Cybersecurity incident means an unauthorized occurrence, or a series of related unauthorized occurrences, on or conducted through a registrant’s information systems that jeopardizes the confidentiality, integrity, or availability of a registrant’s information systems or any information residing therein.

Information systems means electronic information resources, owned or used by the registrant, including physical or virtual infrastructure controlled by such information resources, or components thereof, organized for the collection, processing, maintenance, use, sharing, dissemination, or disposition of the registrant’s information to maintain or support the registrant’s operations.

The adopting release also noted that the word “unauthorized” is meant to be broadly interpreted:

One commenter sought clarification of whether the definition encompasses accidental incidents, such as chance technology outages, that do not involve a malicious actor, while another commenter advocated broadening the definition to any incident materially disrupting operations, regardless of what precipitated it. …

We are also retaining “unauthorized” in the incident definition as proposed. In general, we believe that an accidental occurrence is an unauthorized occurrence. Therefore, we note that an accidental occurrence may be a cybersecurity incident under our definition, even if there is no confirmed malicious activity. For example, if a company’s customer data are accidentally exposed, allowing unauthorized access to such data, the data breach would constitute a “cybersecurity incident” that would necessitate a materiality analysis to determine whether disclosure under Item 1.05 of Form 8-K is required.

The SEC has noted on its homepage that it is monitoring for market-related impacts of this “widespread IT disruption.” Maybe at some point the Staff will also clarify how to apply the “cybersecurity incident” definition to outages like this.

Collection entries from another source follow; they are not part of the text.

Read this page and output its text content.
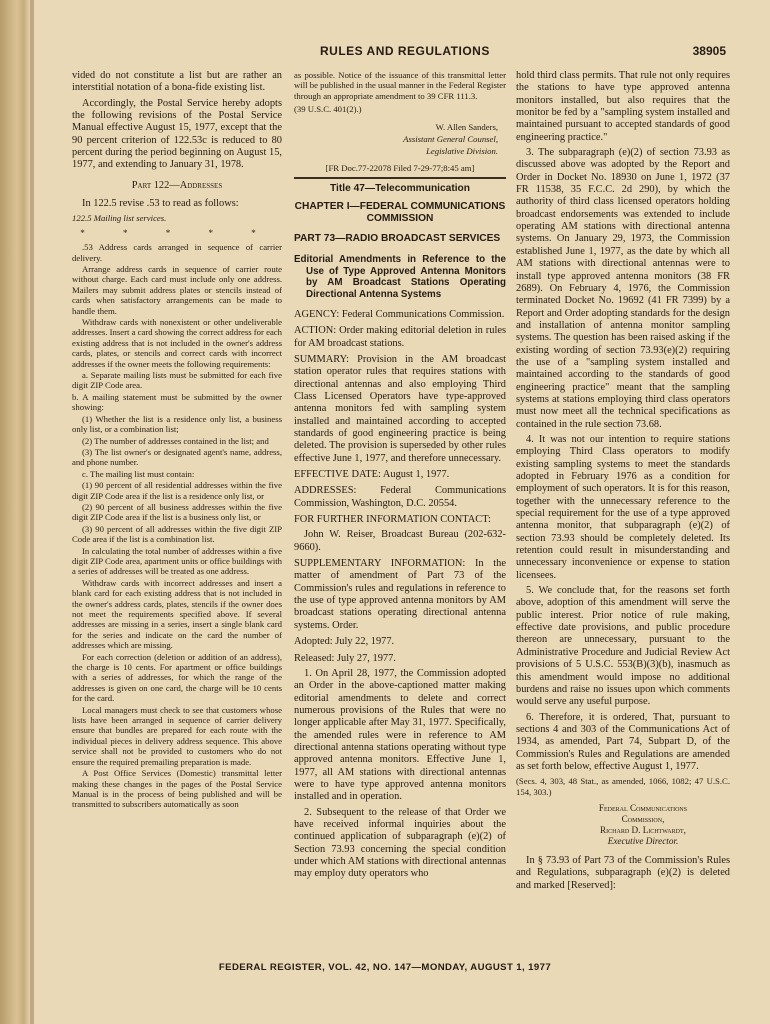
RULES AND REGULATIONS	38905

vided do not constitute a list but are rather an interstitial notation of a bona-fide existing list.

Accordingly, the Postal Service hereby adopts the following revisions of the Postal Service Manual effective August 15, 1977, except that the 90 percent criterion of 122.53c is reduced to 80 percent during the period beginning on August 15, 1977, and extending to January 31, 1978.

Part 122—Addresses

In 122.5 revise .53 to read as follows:

122.5 Mailing list services.

* * * * *

.53 Address cards arranged in sequence of carrier delivery.

Arrange address cards in sequence of carrier route without charge. Each card must include only one address. Mailers may submit address plates or stencils instead of cards when satisfactory arrangements can be made to handle them.

Withdraw cards with nonexistent or other undeliverable addresses. Insert a card showing the correct address for each existing address that is not included in the owner's address cards, plates, or stencils and correct cards with incorrect addresses if the owner meets the following requirements:

a. Separate mailing lists must be submitted for each five digit ZIP Code area.

b. A mailing statement must be submitted by the owner showing:

(1) Whether the list is a residence only list, a business only list, or a combination list;

(2) The number of addresses contained in the list; and

(3) The list owner's or designated agent's name, address, and phone number.

c. The mailing list must contain:

(1) 90 percent of all residential addresses within the five digit ZIP Code area if the list is a residence only list, or

(2) 90 percent of all business addresses within the five digit ZIP Code area if the list is a business only list, or

(3) 90 percent of all addresses within the five digit ZIP Code area if the list is a combination list.

In calculating the total number of addresses within a five digit ZIP Code area, apartment units or office buildings with a series of addresses will be treated as one address.

Withdraw cards with incorrect addresses and insert a blank card for each existing address that is not included in the owner's address cards, plates, stencils if the owner does not meet the requirements specified above. If several addresses are missing in a series, insert a single blank card for the series and indicate on the card the number of addresses which are missing.

For each correction (deletion or addition of an address), the charge is 10 cents. For apartment or office buildings with a series of addresses, for which the range of the addresses is given on one card, the charge will be 10 cents for the card.

Local managers must check to see that customers whose lists have been arranged in sequence of carrier delivery ensure that bundles are prepared for each route with the individual pieces in delivery address sequence. This above service shall not be provided to customers who do not ensure the required premailing preparation is made.

A Post Office Services (Domestic) transmittal letter making these changes in the pages of the Postal Service Manual is in the process of being published and will be transmitted to subscribers automatically as soon

as possible. Notice of the issuance of this transmittal letter will be published in the usual manner in the Federal Register through an appropriate amendment to 39 CFR 111.3.

(39 U.S.C. 401(2).)

W. Allen Sanders,
Assistant General Counsel,
Legislative Division.

[FR Doc.77-22078 Filed 7-29-77;8:45 am]

Title 47—Telecommunication
CHAPTER I—FEDERAL COMMUNICATIONS COMMISSION
PART 73—RADIO BROADCAST SERVICES
Editorial Amendments in Reference to the Use of Type Approved Antenna Monitors by AM Broadcast Stations Operating Directional Antenna Systems

AGENCY: Federal Communications Commission.

ACTION: Order making editorial deletion in rules for AM broadcast stations.

SUMMARY: Provision in the AM broadcast station operator rules that requires stations with directional antennas and also employing Third Class Licensed Operators have type-approved antenna monitors fed with sampling system installed and maintained according to accepted standards of good engineering practice is being deleted. The provision is superseded by other rules effective June 1, 1977, and therefore unnecessary.

EFFECTIVE DATE: August 1, 1977.

ADDRESSES: Federal Communications Commission, Washington, D.C. 20554.

FOR FURTHER INFORMATION CONTACT:

John W. Reiser, Broadcast Bureau (202-632-9660).

SUPPLEMENTARY INFORMATION: In the matter of amendment of Part 73 of the Commission's rules and regulations in reference to the use of type approved antenna monitors by AM broadcast stations operating directional antenna systems. Order.

Adopted: July 22, 1977.

Released: July 27, 1977.

1. On April 28, 1977, the Commission adopted an Order in the above-captioned matter making editorial amendments to delete and correct numerous provisions of the Rules that were no longer applicable after May 31, 1977. Specifically, the amended rules were in reference to AM directional antenna stations operating without type approved antenna monitors. Effective June 1, 1977, all AM stations with directional antennas were to have type approved antenna monitors installed and in operation.

2. Subsequent to the release of that Order we have received informal inquiries about the continued application of subparagraph (e)(2) of Section 73.93 concerning the special condition under which AM stations with directional antennas may employ duty operators who

hold third class permits. That rule not only requires the stations to have type approved antenna monitors installed, but also requires that the monitor be fed by a "sampling system installed and maintained pursuant to accepted standards of good engineering practice."

3. The subparagraph (e)(2) of section 73.93 as discussed above was adopted by the Report and Order in Docket No. 18930 on June 1, 1972 (37 FR 11538, 35 F.C.C. 2d 290), by which the authority of third class licensed operators holding broadcast endorsements was extended to include operating AM stations with directional antenna systems. On January 29, 1973, the Commission established June 1, 1977, as the date by which all AM stations with directional antennas were to install type approved antenna monitors (38 FR 2689). On February 4, 1976, the Commission terminated Docket No. 19692 (41 FR 7399) by a Report and Order adopting standards for the design and installation of antenna monitor sampling systems. The question has been raised asking if the existing wording of section 73.93(e)(2) requiring the use of a "sampling system installed and maintained according to the standards of good engineering practice" meant that the sampling systems at stations employing third class operators must now meet all the technical specifications as contained in the rule section 73.68.

4. It was not our intention to require stations employing Third Class operators to modify existing sampling systems to meet the standards adopted in February 1976 as a condition for employment of such operators. It is for this reason, together with the unnecessary reference to the special requirement for the use of a type approved antenna monitor, that subparagraph (e)(2) of section 73.93 should be completely deleted. Its retention could result in misunderstanding and unnecessary inconvenience or expense to station licensees.

5. We conclude that, for the reasons set forth above, adoption of this amendment will serve the public interest. Prior notice of rule making, effective date provisions, and public procedure thereon are unnecessary, pursuant to the Administrative Procedure and Judicial Review Act provisions of 5 U.S.C. 553(B)(3)(b), inasmuch as this amendment would impose no additional burdens and raise no issues upon which comments would serve any useful purpose.

6. Therefore, it is ordered, That, pursuant to sections 4 and 303 of the Communications Act of 1934, as amended, Part 74, Subpart D, of the Commission's Rules and Regulations are amended as set forth below, effective August 1, 1977.

(Secs. 4, 303, 48 Stat., as amended, 1066, 1082; 47 U.S.C. 154, 303.)

Federal Communications
Commission,
Richard D. Lichtwardt,
Executive Director.

In § 73.93 of Part 73 of the Commission's Rules and Regulations, subparagraph (e)(2) is deleted and marked [Reserved]:

FEDERAL REGISTER, VOL. 42, NO. 147—MONDAY, AUGUST 1, 1977
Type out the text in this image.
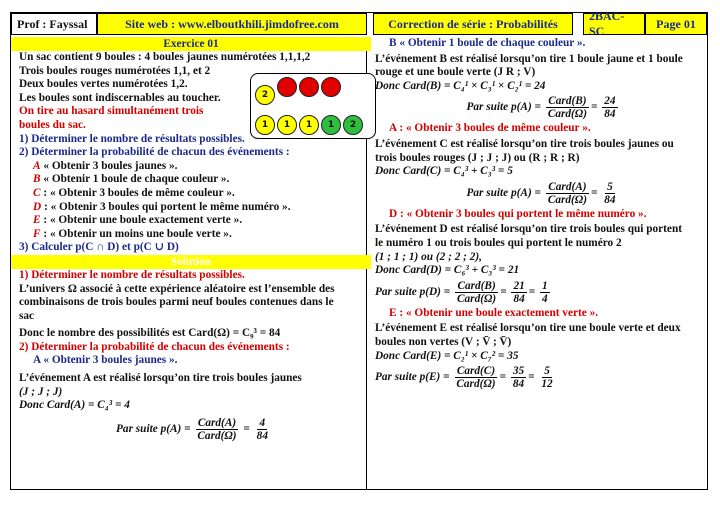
Prof : Fayssal	Site web : www.elboutkhili.jimdofree.com	Correction de série : Probabilités
2BAC-SC
Page 01
Exercice 01
Un sac contient 9 boules : 4 boules jaunes numérotées 1,1,1,2
Trois boules rouges numérotées 1,1, et 2
Deux boules vertes numérotées 1,2.
Les boules sont indiscernables au toucher.
On tire au hasard simultanément trois
boules du sac.
1) Déterminer le nombre de résultats possibles.
2) Déterminer la probabilité de chacun des événements :
A « Obtenir 3 boules jaunes ».
B « Obtenir 1 boule de chaque couleur ».
C : « Obtenir 3 boules de même couleur ».
D : « Obtenir 3 boules qui portent le même numéro ».
E : « Obtenir une boule exactement verte ».
F : « Obtenir un moins une boule verte ».
3) Calculer p(C ∩ D) et p(C ∪ D)
Solution
1) Déterminer le nombre de résultats possibles.
L’univers Ω associé à cette expérience aléatoire est l’ensemble des
combinaisons de trois boules parmi neuf boules contenues dans le
sac
Donc le nombre des possibilités est Card(Ω) = C₉³ = 84
2) Déterminer la probabilité de chacun des événements :
A « Obtenir 3 boules jaunes ».
L’événement A est réalisé lorsqu’on tire trois boules jaunes
(J ; J ; J)
Donc Card(A) = C₄³ = 4
Par suite p(A) =
Card(A)
Card(Ω)
= $\frac{4}{84}$
2
1 1 1 1 2
B « Obtenir 1 boule de chaque couleur ».
L’événement B est réalisé lorsqu’on tire 1 boule jaune et 1 boule
rouge et une boule verte (J R ; V)
Donc Card(B) = C₄¹ × C₃¹ × C₂¹ = 24
Par suite p(A) =
Card(B)
Card(Ω)
= $\frac{24}{84}$
A : « Obtenir 3 boules de même couleur ».
L’événement C est réalisé lorsqu’on tire trois boules jaunes ou
trois boules rouges (J ; J ; J) ou (R ; R ; R)
Donc Card(C) = C₄³ + C₃³ = 5
Par suite p(A) =
Card(A)
Card(Ω)
= $\frac{5}{84}$
D : « Obtenir 3 boules qui portent le même numéro ».
L’événement D est réalisé lorsqu’on tire trois boules qui portent
le numéro 1 ou trois boules qui portent le numéro 2
(1 ; 1 ; 1) ou (2 ; 2 ; 2),
Donc Card(D) = C₆³ + C₃³ = 21
Par suite p(D) =
Card(B)
Card(Ω)
= $\frac{21}{84} = \frac{1}{4}$
E : « Obtenir une boule exactement verte ».
L’événement E est réalisé lorsqu’on tire une boule verte et deux
boules non vertes (V ; V̄ ; V̄)
Donc Card(E) = C₂¹ × C₇² = 35
Par suite p(E) =
Card(C)
Card(Ω)
= $\frac{35}{84} = \frac{5}{12}$
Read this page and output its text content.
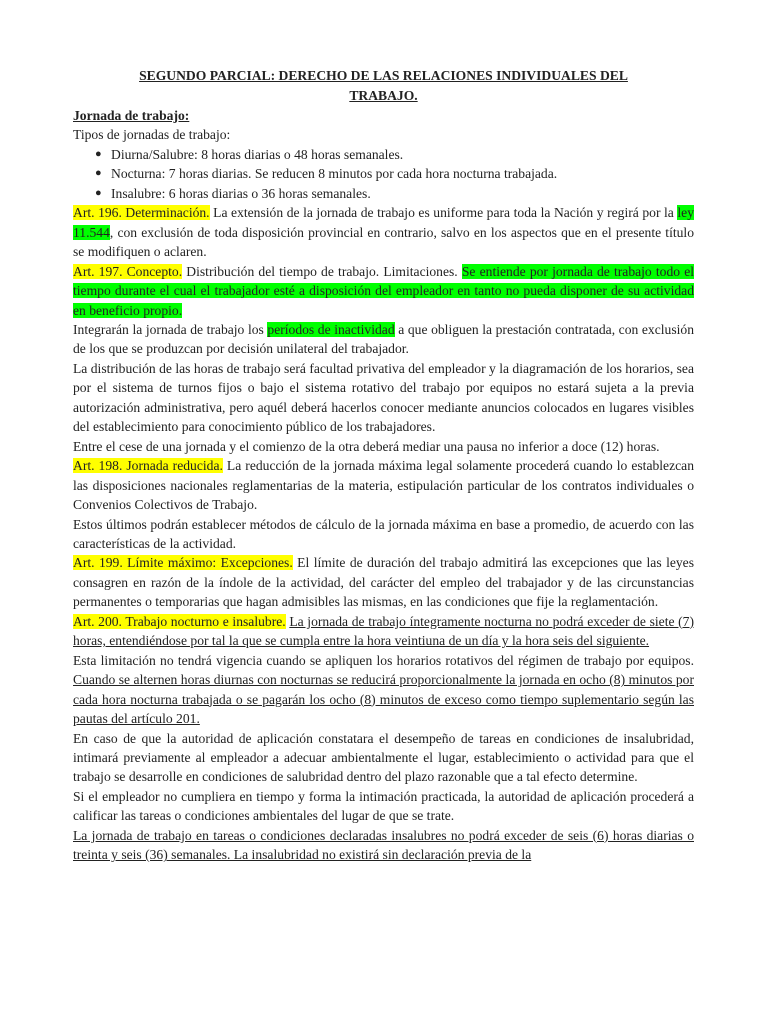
SEGUNDO PARCIAL: DERECHO DE LAS RELACIONES INDIVIDUALES DEL
TRABAJO.
Jornada de trabajo:

Tipos de jornadas de trabajo:

● Diurna/Salubre: 8 horas diarias o 48 horas semanales.
● Nocturna: 7 horas diarias. Se reducen 8 minutos por cada hora nocturna trabajada.
● Insalubre: 6 horas diarias o 36 horas semanales.

Art. 196. Determinación. La extensión de la jornada de trabajo es uniforme para toda la Nación y regirá por la ley 11.544, con exclusión de toda disposición provincial en contrario, salvo en los aspectos que en el presente título se modifiquen o aclaren.

Art. 197. Concepto. Distribución del tiempo de trabajo. Limitaciones. Se entiende por jornada de trabajo todo el tiempo durante el cual el trabajador esté a disposición del empleador en tanto no pueda disponer de su actividad en beneficio propio.

Integrarán la jornada de trabajo los períodos de inactividad a que obliguen la prestación contratada, con exclusión de los que se produzcan por decisión unilateral del trabajador.

La distribución de las horas de trabajo será facultad privativa del empleador y la diagramación de los horarios, sea por el sistema de turnos fijos o bajo el sistema rotativo del trabajo por equipos no estará sujeta a la previa autorización administrativa, pero aquél deberá hacerlos conocer mediante anuncios colocados en lugares visibles del establecimiento para conocimiento público de los trabajadores.

Entre el cese de una jornada y el comienzo de la otra deberá mediar una pausa no inferior a doce (12) horas.

Art. 198. Jornada reducida. La reducción de la jornada máxima legal solamente procederá cuando lo establezcan las disposiciones nacionales reglamentarias de la materia, estipulación particular de los contratos individuales o Convenios Colectivos de Trabajo.

Estos últimos podrán establecer métodos de cálculo de la jornada máxima en base a promedio, de acuerdo con las características de la actividad.

Art. 199. Límite máximo: Excepciones. El límite de duración del trabajo admitirá las excepciones que las leyes consagren en razón de la índole de la actividad, del carácter del empleo del trabajador y de las circunstancias permanentes o temporarias que hagan admisibles las mismas, en las condiciones que fije la reglamentación.

Art. 200. Trabajo nocturno e insalubre. La jornada de trabajo íntegramente nocturna no podrá exceder de siete (7) horas, entendiéndose por tal la que se cumpla entre la hora veintiuna de un día y la hora seis del siguiente.

Esta limitación no tendrá vigencia cuando se apliquen los horarios rotativos del régimen de trabajo por equipos. Cuando se alternen horas diurnas con nocturnas se reducirá proporcionalmente la jornada en ocho (8) minutos por cada hora nocturna trabajada o se pagarán los ocho (8) minutos de exceso como tiempo suplementario según las pautas del artículo 201.

En caso de que la autoridad de aplicación constatara el desempeño de tareas en condiciones de insalubridad, intimará previamente al empleador a adecuar ambientalmente el lugar, establecimiento o actividad para que el trabajo se desarrolle en condiciones de salubridad dentro del plazo razonable que a tal efecto determine.

Si el empleador no cumpliera en tiempo y forma la intimación practicada, la autoridad de aplicación procederá a calificar las tareas o condiciones ambientales del lugar de que se trate.

La jornada de trabajo en tareas o condiciones declaradas insalubres no podrá exceder de seis (6) horas diarias o treinta y seis (36) semanales. La insalubridad no existirá sin declaración previa de la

In the meantime, companies will need to gather facts internally and assess with counsel whether their situation meets the definition of “cybersecurity incident” with the guidance we do have — including the adopting release and CDIs.

While it appears here, based on public reporting to date, that no data has been exposed nor systems accessed, this broad interpretation of “unauthorized” to include “accidental” has people scratching their heads, wondering whether including this type of software glitch in the universe of 8-K triggering events renders the “security” aspect of the rules meaningless. That said, some impacted companies clearly had issues with the “availability” of their information systems. If companies determine that a cybersecurity incident has occurred, they will need to assess whether it is material.